The results exceeded my expectations.

The future ceiling is unlikely to come from ever-larger models alone. More likely, it will come from:

multi-model collaboration (at the top tier) + context engineering + stable loops as a system-level design.

Non-Interruption Matters More Than “Being Smarter”

Another critical—and often overlooked—factor is the non-interruptive flow.

Many agent systems constantly interrupt the process:

think → execute → error → wait for human confirmation

Yes, the context technically exists, but the workflow is fractured.

I currently address this using ralph-loop, allowing agents to run inside a stable, continuous loop indefinitely (burning tokens), while humans intervene only when truly necessary—usually at final review.

Humans are no longer forced to act as the “next-step commander.”

Once interruptions are reduced, the difference is dramatic:

The engineering rhythm starts to resemble real, continuous development
Human cognitive load drops significantly

At this point, AI is already smart enough. The tools are already good enough.

The bottleneck is the human.

The Human Interface Matters Just as Much

Even within a TUI, opencode feels noticeably better than Claude Code. The core reason, in my opinion, is simple:

Humans need a sense of control.

A good system ensures the human always understands:

What the system is doing right now and what's next (thinking state, TODOs)
Why it is doing it
When and how intervention is possible

The moment a human is reduced to issuing commands and waiting for results, the experience degrades immediately.

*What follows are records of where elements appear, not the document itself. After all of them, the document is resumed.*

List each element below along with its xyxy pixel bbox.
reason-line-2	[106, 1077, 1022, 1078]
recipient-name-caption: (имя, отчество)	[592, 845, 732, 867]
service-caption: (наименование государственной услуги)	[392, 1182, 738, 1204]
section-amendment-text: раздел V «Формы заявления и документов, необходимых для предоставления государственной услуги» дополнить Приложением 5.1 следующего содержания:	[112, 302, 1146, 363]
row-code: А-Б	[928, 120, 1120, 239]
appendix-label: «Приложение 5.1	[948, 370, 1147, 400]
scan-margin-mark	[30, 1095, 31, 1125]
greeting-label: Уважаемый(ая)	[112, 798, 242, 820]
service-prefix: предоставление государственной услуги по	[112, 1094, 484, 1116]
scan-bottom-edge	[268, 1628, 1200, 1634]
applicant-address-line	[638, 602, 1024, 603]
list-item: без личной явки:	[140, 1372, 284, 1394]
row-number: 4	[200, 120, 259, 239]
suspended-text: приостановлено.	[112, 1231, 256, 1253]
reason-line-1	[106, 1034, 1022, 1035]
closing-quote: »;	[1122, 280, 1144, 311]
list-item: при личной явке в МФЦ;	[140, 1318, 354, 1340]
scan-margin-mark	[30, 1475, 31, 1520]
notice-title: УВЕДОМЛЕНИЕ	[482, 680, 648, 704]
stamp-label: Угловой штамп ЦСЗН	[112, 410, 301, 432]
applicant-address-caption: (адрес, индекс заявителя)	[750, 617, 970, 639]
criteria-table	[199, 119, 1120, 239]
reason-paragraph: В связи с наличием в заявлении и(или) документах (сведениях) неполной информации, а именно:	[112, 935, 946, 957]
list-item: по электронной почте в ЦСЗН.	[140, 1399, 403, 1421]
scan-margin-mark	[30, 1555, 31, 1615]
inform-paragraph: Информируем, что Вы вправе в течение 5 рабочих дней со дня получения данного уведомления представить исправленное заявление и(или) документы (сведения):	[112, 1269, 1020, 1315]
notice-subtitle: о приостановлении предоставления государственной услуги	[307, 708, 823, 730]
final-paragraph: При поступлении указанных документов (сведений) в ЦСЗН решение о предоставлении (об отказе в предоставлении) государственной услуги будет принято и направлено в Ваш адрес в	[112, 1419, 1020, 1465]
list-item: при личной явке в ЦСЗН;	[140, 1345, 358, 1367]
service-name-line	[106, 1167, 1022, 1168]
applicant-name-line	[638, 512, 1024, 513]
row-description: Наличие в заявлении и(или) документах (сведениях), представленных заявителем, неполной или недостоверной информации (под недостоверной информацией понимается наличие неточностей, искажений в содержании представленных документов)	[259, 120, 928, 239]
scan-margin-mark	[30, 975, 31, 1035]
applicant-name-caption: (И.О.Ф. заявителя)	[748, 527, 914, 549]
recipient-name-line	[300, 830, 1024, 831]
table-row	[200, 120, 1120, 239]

A truly good agent system keeps complexity inside the code and the loop, while returning decision authority, pacing, and trust to the human through a carefully designed interface.

The Worst Experience Today: Infrastructure

If I had to name the weakest part of today’s agent experience, it would still be infrastructure:

Sandbox and runtime configuration
Starting databases and dependent services
Test environments, fixtures, data preparation
Consistency between local setups and CI

These tasks are repetitive, context-fragmented, and deeply unfriendly to agents.

Even if the model can “write code” extremely well, once you hit infra friction, momentum grinds to a halt.

The next phase that truly determines the upper bound of the experience will not be opencode itself, but:

opencode + infrastructure abstraction.

When sandboxes, databases, tests, and CI/CD become first-class contextual objects—rather than brittle scripts humans have to glue together—agents can finally evolve from “code-writing assistants” into systems that continuously drive engineering forward.

“Opencode for XXX” Is Coming Soon

Programmers are likely among the first groups to viscerally feel the arrival of AGI.

Whether we like it or not, professional code-writing as a job will disappear. But this is not something to panic about. Humans no longer need to hunt for survival, yet we still go to the gym—for enjoyment, challenge, and mental exercise.

“Classical programming” will survive as a craft, a hobby, a thinking game.

That said, based on the recent trajectory of programming agents, I believe:

Context engineering is transferable
Model capability is becoming standardized
More tokens equals more intelligence

In other words, with the same ingredients (LLMs) but different chefs (Claude Code, opencode), you get radically different outcomes—even when your personal “init prompt” (goal) hasn’t changed.

We will soon see systems like opencode for XXX, opencode for YYY.

The underlying models may be identical, but through different context organization, they will behave like entirely different professional systems.

At that point, the question of whether “general-purpose models are strong enough” will no longer matter.

The real differentiator will be:

Who understands how to construct a long-running, stable, sustainable context.